Gallagher fondly Recalls 2 Stints in 19th Pct

William Gallagher is a rarity since he’s both a lawyer and a veteran police officer. Today, newly promoted to inspector, he heads the NYPD Legal Bureau, but fondly recalls the two stints he served in the 19th Pct on the Upper East Side.

| 11 Apr 2024 | 02:25

William Gallagher, who served two tours in 19th Precinct, was promoted to NYPD Inspector in February and now heads the 200-person legal bureau at One Police Plaza. In his long police career, he’s hijacked a city bus and loaded it up with police officers on the way to the World Trade Center after the 9/11 attacks, overseen the apprehension of a suspect charged with murdering a beloved deli worker on the Upper East Side, and nabbed the suspect behind a series of knife attacks in Central Park in 2022.

But when asked for his most memorable moment in his 24 years in the NYPD, he has one hands-down leading moment: New Year’s Day, 2008 as a newly minted sergeant in the housing police in Harlem when he responded to a 911 call of a baby not breathing. When Gallagher and his partner arrived, they found one-week-old baby Jaylon Creeg turning blue in the arms of his frantic mother. While all police officers are trained in CPR, Gallagher had never performed it live in an emergency during his eight years on the job, and treating an infant requires special care. Gallagher began performing CPR on the limp baby. Finally the infant began breathing and started crying. “That was one of the greatest sounds” he said. “Of all my experiences, that will always be my most memorable,” he said. “His mother literally put her baby’s life in my hands.”

It even tops his experience on 9/11. He was on the job for just a year and a half when he heard about the attack. “A lieutenant told me to hijack a city bus,” he recalled. They stopped the next MTA bus, told the passengers to disembark and began packing the bus with police officers, rushing to get to Ground Zero.

Gallagher, 47, was born in the Kingsbridge section of the Bronx. “I always wanted to be a police officer,” he said. “I’m Irish Catholic so it was sort of a natural progression.” He attended Xavier High School in Chelsea and St. Joseph’s College in Philadelphia, where he met his wife Colleen, a teacher in South Orange. He and his wife married in 2005 and a year later he graduated from New York Law. “I was a police officer by day and a law student by night,” he said. They now have three kids.

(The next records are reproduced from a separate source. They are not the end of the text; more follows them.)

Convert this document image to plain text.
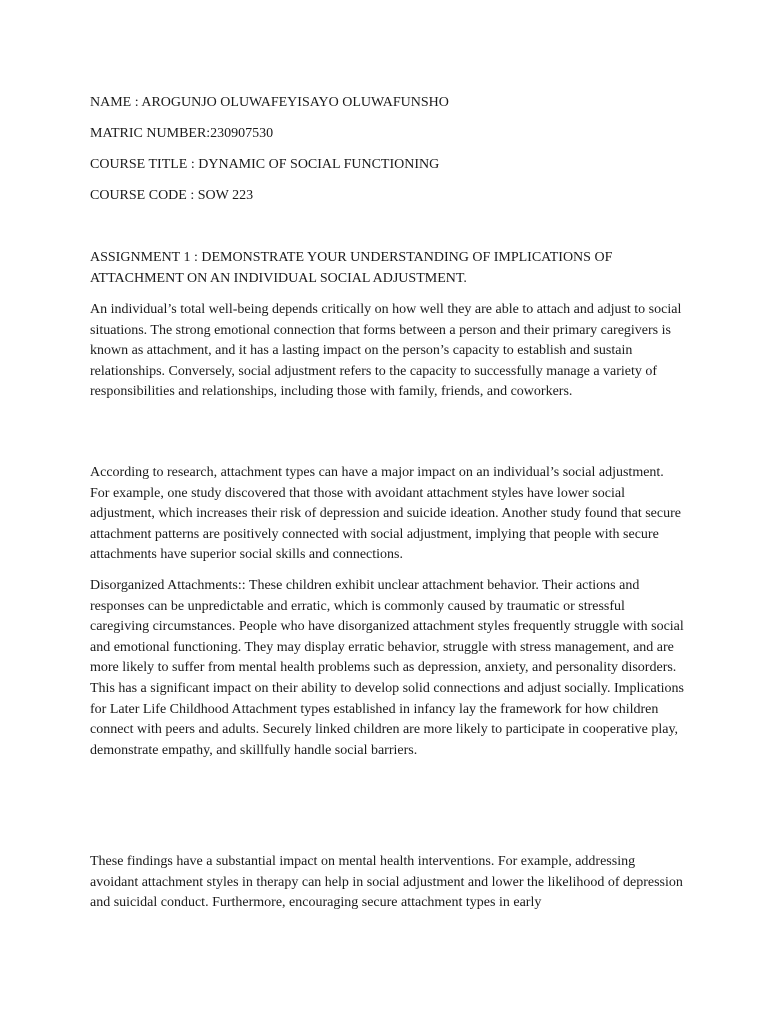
NAME : AROGUNJO OLUWAFEYISAYO OLUWAFUNSHO

MATRIC NUMBER:230907530

COURSE TITLE : DYNAMIC OF SOCIAL FUNCTIONING

COURSE CODE : SOW 223

ASSIGNMENT 1 : DEMONSTRATE YOUR UNDERSTANDING OF IMPLICATIONS OF ATTACHMENT ON AN INDIVIDUAL SOCIAL ADJUSTMENT.

An individual’s total well-being depends critically on how well they are able to attach and adjust to social situations. The strong emotional connection that forms between a person and their primary caregivers is known as attachment, and it has a lasting impact on the person’s capacity to establish and sustain relationships. Conversely, social adjustment refers to the capacity to successfully manage a variety of responsibilities and relationships, including those with family, friends, and coworkers.

According to research, attachment types can have a major impact on an individual’s social adjustment. For example, one study discovered that those with avoidant attachment styles have lower social adjustment, which increases their risk of depression and suicide ideation. Another study found that secure attachment patterns are positively connected with social adjustment, implying that people with secure attachments have superior social skills and connections.

Disorganized Attachments:: These children exhibit unclear attachment behavior. Their actions and responses can be unpredictable and erratic, which is commonly caused by traumatic or stressful caregiving circumstances. People who have disorganized attachment styles frequently struggle with social and emotional functioning. They may display erratic behavior, struggle with stress management, and are more likely to suffer from mental health problems such as depression, anxiety, and personality disorders. This has a significant impact on their ability to develop solid connections and adjust socially. Implications for Later Life Childhood Attachment types established in infancy lay the framework for how children connect with peers and adults. Securely linked children are more likely to participate in cooperative play, demonstrate empathy, and skillfully handle social barriers.

These findings have a substantial impact on mental health interventions. For example, addressing avoidant attachment styles in therapy can help in social adjustment and lower the likelihood of depression and suicidal conduct. Furthermore, encouraging secure attachment types in early
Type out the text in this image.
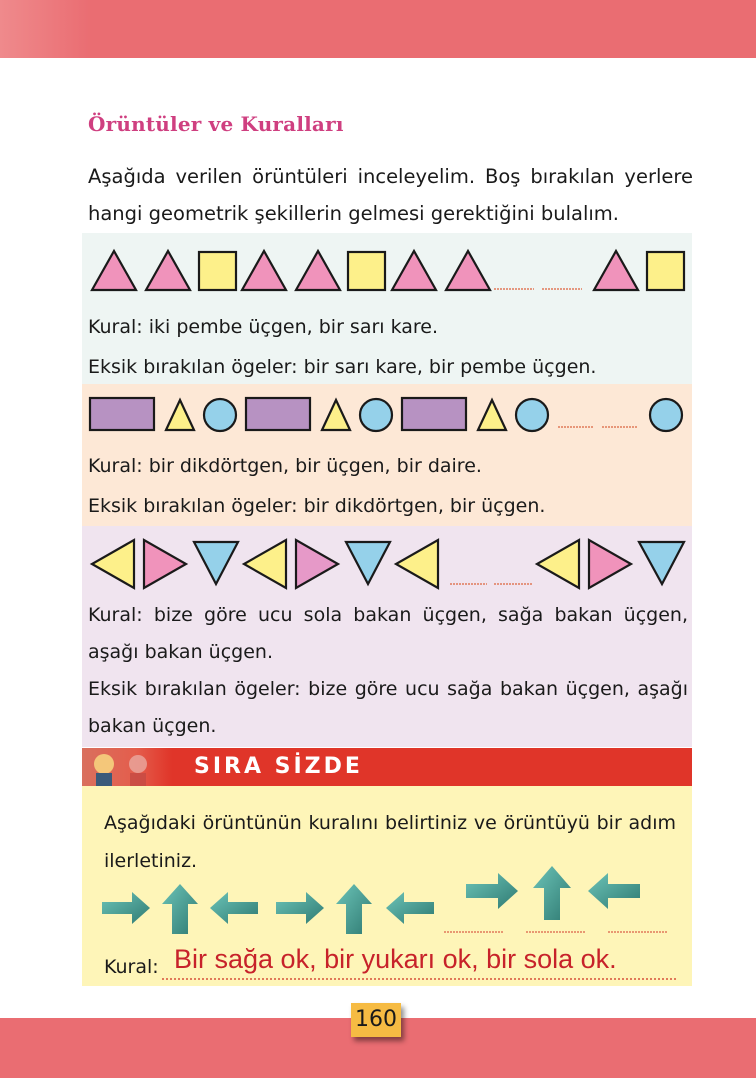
Örüntüler ve Kuralları
Aşağıda verilen örüntüleri inceleyelim. Boş bırakılan yerlere hangi geometrik şekillerin gelmesi gerektiğini bulalım.
Kural: iki pembe üçgen, bir sarı kare.
Eksik bırakılan ögeler: bir sarı kare, bir pembe üçgen.
Kural: bir dikdörtgen, bir üçgen, bir daire.
Eksik bırakılan ögeler: bir dikdörtgen, bir üçgen.
Kural: bize göre ucu sola bakan üçgen, sağa bakan üçgen, aşağı bakan üçgen.
Eksik bırakılan ögeler: bize göre ucu sağa bakan üçgen, aşağı bakan üçgen.
SIRA SİZDE
Aşağıdaki örüntünün kuralını belirtiniz ve örüntüyü bir adım ilerletiniz.
Kural: Bir sağa ok, bir yukarı ok, bir sola ok.
160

Gallagher landed in the 19th Precinct for the first time in 2016 as executive officer, and stayed until 2020. “I loved working on the UES,” he said. “I think the 19th Precinct police officers are some of the best in the world.”

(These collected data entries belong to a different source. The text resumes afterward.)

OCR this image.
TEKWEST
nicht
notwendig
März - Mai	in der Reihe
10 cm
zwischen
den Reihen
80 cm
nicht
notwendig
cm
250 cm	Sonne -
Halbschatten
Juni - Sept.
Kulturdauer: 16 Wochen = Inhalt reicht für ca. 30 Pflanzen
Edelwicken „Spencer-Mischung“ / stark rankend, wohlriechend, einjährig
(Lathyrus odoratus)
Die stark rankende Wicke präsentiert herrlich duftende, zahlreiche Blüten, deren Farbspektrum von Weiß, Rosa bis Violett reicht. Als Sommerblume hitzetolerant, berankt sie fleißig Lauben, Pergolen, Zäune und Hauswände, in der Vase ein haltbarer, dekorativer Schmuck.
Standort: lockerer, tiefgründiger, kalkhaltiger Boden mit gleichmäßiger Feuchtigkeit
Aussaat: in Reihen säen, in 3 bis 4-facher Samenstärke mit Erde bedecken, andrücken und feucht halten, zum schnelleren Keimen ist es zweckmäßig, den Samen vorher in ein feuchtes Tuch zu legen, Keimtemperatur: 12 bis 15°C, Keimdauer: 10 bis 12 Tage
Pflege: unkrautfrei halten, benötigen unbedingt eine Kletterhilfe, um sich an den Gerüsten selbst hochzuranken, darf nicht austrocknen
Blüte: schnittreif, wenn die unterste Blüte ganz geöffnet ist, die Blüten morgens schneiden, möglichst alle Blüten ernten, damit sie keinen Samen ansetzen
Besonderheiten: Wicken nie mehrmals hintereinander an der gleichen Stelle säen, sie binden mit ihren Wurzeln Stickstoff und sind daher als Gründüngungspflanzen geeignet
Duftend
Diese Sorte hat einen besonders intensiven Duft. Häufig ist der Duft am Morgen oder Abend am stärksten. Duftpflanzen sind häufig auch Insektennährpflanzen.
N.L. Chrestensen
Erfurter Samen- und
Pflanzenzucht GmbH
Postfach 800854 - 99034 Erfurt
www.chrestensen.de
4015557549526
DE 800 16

After three years as executive officer, he got his own post as the commanding officer of the Central Park Precinct. Generally it’s a low crime post, but he said it became a lot more challenging when COVID hit. People who were locked out of most indoor venues began flocking to the park as a safe haven. And in the worst days of the pandemic in 2020, a field hospital was opened on the east lawn. He also was instrumental in arresting a suspect behind a series of high-profile knife attacks in 2022. After three years, he made the move back across the park to his old stop at the 19th Precinct, but this time as its commanding officer. In his year back in the 19th, he oversaw the nabbing of suspects involved in a series of robberies on mopeds and oversaw the apprehension of a suspect who murdered a beloved deli worker last year. He also worked closely with the US Attorney and US Postal investigators to arrest suspects involved in phishing attacks online and mail thefts. “We treated it as a federal crime,” he said. At the end of 2023 he was promoted to lead the legal bureau at police HQ, heading a 200 person staff. In February, he was promoted from deputy inspector to inspector. “I’m very happy being a police officer,” he said. “Some day I’ll retire, but it’s not in the immediate future.”